Les actes, que les actes…
 
Vingt-cinq minutes, hier matin, devant un parterre d’applaudisseurs sur les affaires africaines de gouvernance, selon le président de l’ordre mondial, G8 et G20, Nicolas Sarkozy, ont accouché d’une souris! La participation de certains grands médias à la culture de la « démocratie » devient obsédante, massive, anxiogène. Toujours la même vision condescendante sur l’Afrique et ses peuples. Tous ou presque se taisent, sur les dénis de démocratie et l’ingérence de la France dans la souveraineté des Etats en Afrique, et surtout le droit des peuples à s’autodéterminer.
 On comprend les affres des autorités publiques françaises en Afrique, car la plupart des médias sont détenus par ces faiseurs de rois. On peut se taire quand, Sarkozy soutient des autocrates, déroule le tapis de l’Elysée aux plus grandes sanguinaires de l’histoire des peuples. Personne ne dénonce ou ne s’interroge, sur le soutien de Sarkozy aux candidats aux élections, la réception d’Ali Bongo entre les deux tours de l’élection ; la réception d’Alassane Ouattara entre les deux tours de l’élection, par un suppôt de Sarkozy en la personne de Wade.

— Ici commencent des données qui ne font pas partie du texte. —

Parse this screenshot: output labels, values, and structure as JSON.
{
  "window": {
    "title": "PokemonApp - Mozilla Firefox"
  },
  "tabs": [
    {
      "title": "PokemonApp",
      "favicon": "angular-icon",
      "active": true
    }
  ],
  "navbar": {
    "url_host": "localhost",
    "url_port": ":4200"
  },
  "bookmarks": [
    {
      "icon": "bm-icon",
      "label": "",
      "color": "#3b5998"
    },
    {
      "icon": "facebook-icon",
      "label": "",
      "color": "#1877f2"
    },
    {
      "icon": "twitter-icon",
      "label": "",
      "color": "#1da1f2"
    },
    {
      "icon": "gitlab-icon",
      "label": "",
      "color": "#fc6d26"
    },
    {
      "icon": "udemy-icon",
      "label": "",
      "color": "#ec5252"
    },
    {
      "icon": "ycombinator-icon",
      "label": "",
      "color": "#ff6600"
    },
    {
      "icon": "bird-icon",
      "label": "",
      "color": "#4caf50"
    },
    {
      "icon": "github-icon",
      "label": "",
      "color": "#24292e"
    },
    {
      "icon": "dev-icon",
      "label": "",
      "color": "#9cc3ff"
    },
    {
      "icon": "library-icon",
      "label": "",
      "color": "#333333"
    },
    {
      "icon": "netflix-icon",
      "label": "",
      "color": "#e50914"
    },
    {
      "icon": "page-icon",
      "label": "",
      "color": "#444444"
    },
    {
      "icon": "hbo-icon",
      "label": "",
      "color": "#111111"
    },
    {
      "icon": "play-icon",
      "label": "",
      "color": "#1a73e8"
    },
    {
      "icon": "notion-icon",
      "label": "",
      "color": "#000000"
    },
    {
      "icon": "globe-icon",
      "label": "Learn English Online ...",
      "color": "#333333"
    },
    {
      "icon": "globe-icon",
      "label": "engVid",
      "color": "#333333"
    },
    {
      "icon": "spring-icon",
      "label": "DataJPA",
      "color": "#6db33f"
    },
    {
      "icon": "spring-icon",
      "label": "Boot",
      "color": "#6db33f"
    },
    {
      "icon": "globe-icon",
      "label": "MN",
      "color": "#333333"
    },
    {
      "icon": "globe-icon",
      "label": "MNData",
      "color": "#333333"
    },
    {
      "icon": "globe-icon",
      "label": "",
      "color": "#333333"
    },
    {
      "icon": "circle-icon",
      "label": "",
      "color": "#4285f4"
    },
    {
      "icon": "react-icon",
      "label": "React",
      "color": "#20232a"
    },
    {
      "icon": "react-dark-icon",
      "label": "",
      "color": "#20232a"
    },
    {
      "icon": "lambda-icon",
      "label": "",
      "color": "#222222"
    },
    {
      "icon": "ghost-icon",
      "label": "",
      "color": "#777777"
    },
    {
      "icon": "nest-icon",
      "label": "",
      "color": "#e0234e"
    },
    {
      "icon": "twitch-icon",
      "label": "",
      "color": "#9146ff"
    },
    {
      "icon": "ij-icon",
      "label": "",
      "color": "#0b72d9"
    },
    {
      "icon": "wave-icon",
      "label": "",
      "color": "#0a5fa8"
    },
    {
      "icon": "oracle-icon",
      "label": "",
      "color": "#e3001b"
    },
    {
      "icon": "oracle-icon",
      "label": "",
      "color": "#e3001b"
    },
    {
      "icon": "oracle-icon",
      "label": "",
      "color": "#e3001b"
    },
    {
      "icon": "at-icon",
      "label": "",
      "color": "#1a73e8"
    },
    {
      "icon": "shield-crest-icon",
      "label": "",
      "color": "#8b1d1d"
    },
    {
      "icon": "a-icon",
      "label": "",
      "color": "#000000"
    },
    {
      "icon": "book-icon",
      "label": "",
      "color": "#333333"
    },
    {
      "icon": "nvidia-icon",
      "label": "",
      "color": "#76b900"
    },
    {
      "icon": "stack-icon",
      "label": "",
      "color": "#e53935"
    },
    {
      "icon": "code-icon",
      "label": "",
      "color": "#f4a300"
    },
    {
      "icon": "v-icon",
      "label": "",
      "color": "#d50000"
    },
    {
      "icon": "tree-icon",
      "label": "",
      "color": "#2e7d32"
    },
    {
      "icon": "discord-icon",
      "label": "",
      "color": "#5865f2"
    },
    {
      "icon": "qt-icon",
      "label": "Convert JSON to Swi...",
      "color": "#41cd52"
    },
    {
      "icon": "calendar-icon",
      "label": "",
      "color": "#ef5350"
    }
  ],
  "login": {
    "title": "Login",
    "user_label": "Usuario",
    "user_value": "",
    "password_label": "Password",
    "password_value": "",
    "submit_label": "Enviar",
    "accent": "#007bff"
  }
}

 Cependant, si désormais tout risque, toute menace qui se profile à l'horizon, toute agitation populaire signalée sur un coin de notre terre doit justifier la mobilisation générale et l'alarme des peuples il va falloir s'armer contre l'anxiété perpétuelle. Parce que ce sont les puissances occidentales qui ont suscité ce malaise. Nous n'en sommes pas encore à la panique générale mais à tant vouloir nous rassurer, bien entendu, on nous inquiète... Nous sommes passés de la culture du fatalisme à celle du questionnement, de la confiance à la méfiance, de l'acceptation à la parano. Tunisie, Egypte, Côte-d’Ivoire les leçons sont tirées. Ce que révèle cette parade nerveuse face à un danger non encore avéré c'est à la fois le sens de la responsabilité et la précaution contre une accusation future de responsabilité de l’Occident. Gouverner, naguère, c'était vendre un rêve et de meilleures perspectives, désormais, gouverner serait-ce prévoir l’Armageddon?